The five editors of the Little Masters newspaper huddle over a piece of artwork submitted by one of their youngest readers. The color drawing, chosen from a pile of mailed-in manuscripts, shows a boy and girl planting a tree.
''Will you use this one?'' asks a visitor who wants to test the editors' on-the-spot editorial judgment.
After a few minutes' consultation during which everyone speaks at once, the decision comes: No, it is not suitable.
The 11-year-old deputy editor in chief, Wu Chen, quickly explains the editors' verdict: The sketch was not done in a ''presentable'' way. This was not the time of year to plant trees, and it wasn't clear what the artist was trying to say with her sketch.
The seven-year-old contributor would have to try again.
China has many newspapers and magazines for children. But Little Masters is the only such publication written and edited by children. All the editors, reporters, and contributors are under 14 years of age.
Little Masters was launched more than a year ago as a spare-time effort of children in the Children's Palace of Shanghai's Chang Ning district. Wu Chen and language editor Yang Yang say they helped start the paper because they wanted to write articles but couldn't get them published.
The 42 editors and more than 60 reporters on the paper's staff are all members of the Young Pioneers, a national primary-school organization sponsored by the Communist Youth League. The adult adviser, Zhu Jie Shi, says he gives the children free rein in managing and editing, though he coaches them in journalistic skills and techniques. The paper is laid out and printed by a local daily in Shanghai.
The newspaper's staff members do appear to operate independently, despite their age. The reporters conduct interviews on their own and without adult supervision, say the editors.
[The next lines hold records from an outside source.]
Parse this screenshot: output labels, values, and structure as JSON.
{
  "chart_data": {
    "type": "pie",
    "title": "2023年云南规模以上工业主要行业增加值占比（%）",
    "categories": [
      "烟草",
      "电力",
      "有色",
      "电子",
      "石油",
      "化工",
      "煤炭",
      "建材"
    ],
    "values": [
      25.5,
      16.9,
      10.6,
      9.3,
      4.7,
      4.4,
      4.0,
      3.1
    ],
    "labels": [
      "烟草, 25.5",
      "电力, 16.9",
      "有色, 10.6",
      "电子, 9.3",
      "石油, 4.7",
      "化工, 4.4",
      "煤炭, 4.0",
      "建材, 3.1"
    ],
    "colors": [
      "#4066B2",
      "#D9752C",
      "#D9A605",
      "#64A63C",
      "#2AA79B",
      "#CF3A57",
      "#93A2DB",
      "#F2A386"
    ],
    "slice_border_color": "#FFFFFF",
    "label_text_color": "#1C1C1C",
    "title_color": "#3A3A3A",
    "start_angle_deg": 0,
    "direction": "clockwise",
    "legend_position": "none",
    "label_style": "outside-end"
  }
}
The paper also has high-level attention, if not official sanction. During a visit to Shanghai last spring by some of China's leaders, four reporters from Little Masters interviewed senior leader Deng Xiaoping and Premier Zhao Ziyang. Naturally the story made the front page with a few short paragraphs and photos.
This past summer, some of the editors traveled to Peking to solicit funds to support what they say is an unprofitable operation. They came back with more than 6,000 yuan (about $2,400).
The content of the newspaper would be familiar to children anywhere in the world. Compositions published in recent issues include an essay on autumn, a lesson on map-reading, firsthand observations on the life of a grasshopper, the story of an eight-year-old boy who learned how to boil water (overcoming his fear of fire), and a request for help from a little girl on how to cure carelessness in completing math assignments.
The newspaper receives 500 to 600 letters, essays, poems, and pieces of artwork each month, the editors say. During the interviews, the five young editors were articulate and forthright. The four boys and one girl seemed fearless, though respectful, toward adults. Several said they enjoyed newspaper work more than any other after-school activity and that they wanted journalism careers.